SUNY Adirondack is meeting with a task force of manufacturers to plan a new series of non-credit, short-term STEM skills training classes, said John Jablonski, the college’s vice president for academic affairs.
SUNY Adirondack will coordinate specialized skills courses that individual employers would not have enough workers to implement on their own.
“Each one might only have a handful of employees that need the training, and it’s not cost effective,” he said. “Now we can afford to get the critical mass that we need by identifying those common skill sets that they all need.”
Courses could be offered as soon as spring or summer.
SUNY Adirondack also is exploring the feasibility of expanding its “Early College Career Academy” program in electrical skills to offer a new option in “mecatronics,” which is a combination of mechanical and electronic skills.

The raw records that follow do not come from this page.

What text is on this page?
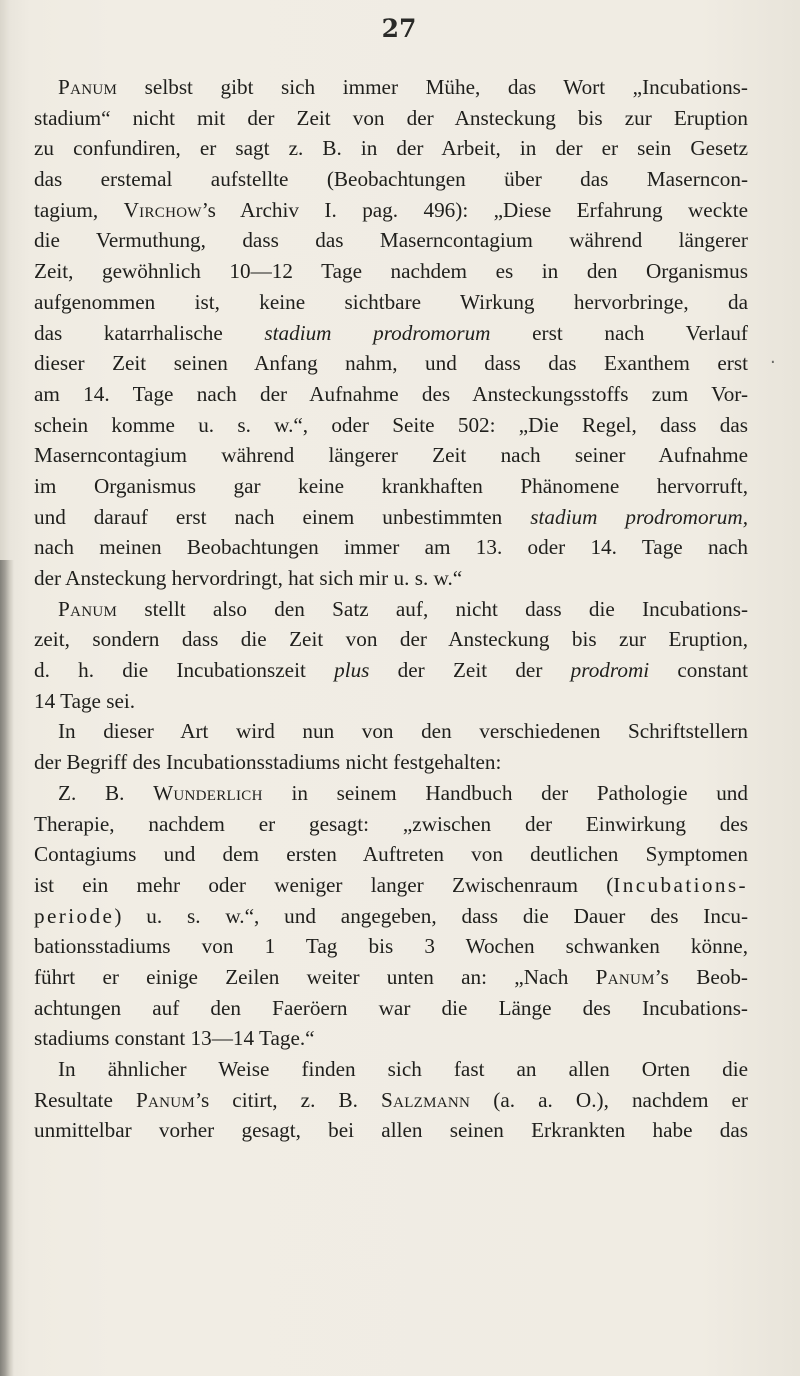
27
·
Panum selbst gibt sich immer Mühe, das Wort „Incubations-
stadium“ nicht mit der Zeit von der Ansteckung bis zur Eruption
zu confundiren, er sagt z. B. in der Arbeit, in der er sein Gesetz
das erstemal aufstellte (Beobachtungen über das Masernсon-
tagium, Virchow’s Archiv I. pag. 496): „Diese Erfahrung weckte
die Vermuthung, dass das Maserncontagium während längerer
Zeit, gewöhnlich 10—12 Tage nachdem es in den Organismus
aufgenommen ist, keine sichtbare Wirkung hervorbringe, da
das katarrhalische stadium prodromorum erst nach Verlauf
dieser Zeit seinen Anfang nahm, und dass das Exanthem erst
am 14. Tage nach der Aufnahme des Ansteckungsstoffs zum Vor-
schein komme u. s. w.“, oder Seite 502: „Die Regel, dass das
Maserncontagium während längerer Zeit nach seiner Aufnahme
im Organismus gar keine krankhaften Phänomene hervorruft,
und darauf erst nach einem unbestimmten stadium prodromorum,
nach meinen Beobachtungen immer am 13. oder 14. Tage nach
der Ansteckung hervordringt, hat sich mir u. s. w.“
Panum stellt also den Satz auf, nicht dass die Incubations-
zeit, sondern dass die Zeit von der Ansteckung bis zur Eruption,
d. h. die Incubationszeit plus der Zeit der prodromi constant
14 Tage sei.
In dieser Art wird nun von den verschiedenen Schriftstellern
der Begriff des Incubationsstadiums nicht festgehalten:
Z. B. Wunderlich in seinem Handbuch der Pathologie und
Therapie, nachdem er gesagt: „zwischen der Einwirkung des
Contagiums und dem ersten Auftreten von deutlichen Symptomen
ist ein mehr oder weniger langer Zwischenraum (Incubations-
periode) u. s. w.“, und angegeben, dass die Dauer des Incu-
bationsstadiums von 1 Tag bis 3 Wochen schwanken könne,
führt er einige Zeilen weiter unten an: „Nach Panum’s Beob-
achtungen auf den Faeröern war die Länge des Incubations-
stadiums constant 13—14 Tage.“
In ähnlicher Weise finden sich fast an allen Orten die
Resultate Panum’s citirt, z. B. Salzmann (a. a. O.), nachdem er
unmittelbar vorher gesagt, bei allen seinen Erkrankten habe das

The program, a partnership between the college and Washington, Saratoga, Warren, Hamilton, Essex BOCES, is for high school students who receive both high school and college credit for courses.
The closing of the General Electric Co. plant in Fort Edward last year has left experienced machinists looking for jobs elsewhere, Miller said.
Doty Machine Works already has hired two former GE workers through a job retraining program with BOCES, she said.
Miller Mechanical, one of the companies she runs, fabricates metal parts for paper industry machinery.
“That was a little sluggish last year, but this year it’s picking up,” she said.
Doty Machine Works, her other company, does machining work for local manufacturers and makes machines that manufacture steel plates, primarily an export product.
“We’ve sold some in previous years to South Korea, Vietnam, China and Japan. And we have three to four possibilities this year,” she said.
Miller said she is hopeful the expected orders will materialize in a few months, once the national political climate settles.
“It’s a little disconcerting, I would say,” she said.
Barber said exporting also is a challenge for Ames Goldsmith, which makes silver-based products, but the challenge is because of long-standing trade issues, not the current political climate.
“A lot of our materials go into electronic applications. Obviously, a lot of that sector is based in the Far East,” he said. “What I am happy to say is we’re a net exporter of products, which is a good feeling.”
China is a particularly difficult market.
“The Chinese government, from what we understand, subsidizes the metals for local Chinese companies. What that does is it puts us at a really unfair advantage,” Barber said. “The only way that we’re able to do that is because our technology, at least for the time being, is stronger.”
Meanwhile, local manufacturers “are in a great position” to benefit from the national political emphasis on convincing multi-national companies to bring jobs back to the United States, Bartholomew said.
“Much has been written lately about the prospect of re-shoring of companies,” he said.
Recent National Grid infrastructure work in northern Saratoga County will improve the reliability of industrial power supply in the region, and increase the potential of recruiting new manufacturers, he said.